La nouvelle flambée de violences à Bangui est le « résultat d’une accumulation d’erreurs de la communauté internationale » dans la gestion de la crise centrafricaine depuis 2013 nous dit l’analyste Thierry Vircoulon du centre de réflexion International Crisis Group (ICG).

Quelles sont les causes profondes de cette nouvelle flambée de violences, dont l’apparent détonateur est le meurtre d’un conducteur musulman de moto-taxi, dans une ville où la criminalité violente est pourtant relativement commune du fait, entre autres, de la profusion d’armes en circulation dans la ville?

La flambée de violence actuelle est le résultat de l’accumulation des erreurs de la communauté internationale qui veut organiser des élections dans un vide sécuritaire et institutionnel à peu près complet et qui privilégie sa stratégie de sortie de la crise sur une stratégie de résolution de la crise.

Les failles de la feuille de route de sortie de crise sont l’absence de désarmement des miliciens et l’insécurité structurelle qui en découle, des relations intercommunautaires souvent hostiles et au mieux méfiantes, la reconstitution d’une administration locale encore très embryonnaire, ineffective et qui n’inspire pas confiance aux communautés musulmanes, ainsi qu’un calendrier de désengagement des forces françaises en contradiction avec le calendrier politique de la transition

Les autorités de transition, dont la présidente Catherine Samba Panza, ont une nouvelle fois mis en cause ceux qui selon elles « tirent un profit » du chaos dans laquelle la Centrafrique est plongée, et ne veulent pas d’une normalisation. Cette analyse vous paraît-elle pertinente?

L’approche actuelle du désarmement des groupes armés, formalisée par l’accord signé lors du forum de Bangui en mai dernier, sous-estime la dimension communautaire de la violence ainsi que la criminalisation et la fragmentation des groupes armés. A l’ouest du pays, faute d’ennemis après la fuite des combattants de l’ex-Seleka et des musulmans, la nébuleuse de groupes armés locaux communément dénommée anti-balaka n’est parvenue à se structurer ni militairement, ni politiquement: elle constitue maintenant une menace criminelle qui pèse sur les populations locales. L’ex-coalition de la Seleka a implosé en plusieurs mouvements dont les affrontements sont motivés par des rivalités de direction, des querelles financières et des désaccords sur la stratégie à adopter vis-à-vis du gouvernement de transition et des forces internationales. La dynamique de criminalisation et de déstructuration des groupes armés est un obstacle à toute négociation avec eux.

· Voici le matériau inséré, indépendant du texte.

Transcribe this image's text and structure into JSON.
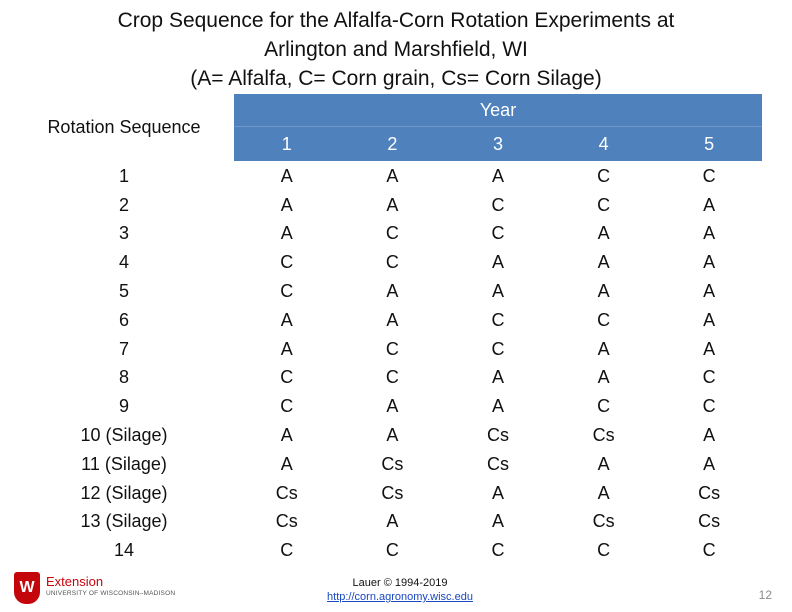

Dans ce contexte, est-il envisageable d’organiser à brève échéance, d’ici la fin 2015, des élections présidentielle et législative, comme s’y engage Mme Samba Panza?

Dans la mesure où les forces internationales ne sont pas capables de reprendre le contrôle de la capitale, on imagine difficilement comment on pourrait organiser des élections d’ici la fin 2015. Le processus électoral et les conditions des scrutins sont très problématiques. Une des séquences essentielles de la feuille de route de sortie de la transition, le DDR (Démobilisation, Désarmement, Réinsertion des combattants) n’a pas pu être mise en oeuvre et cela va bloquer les élections.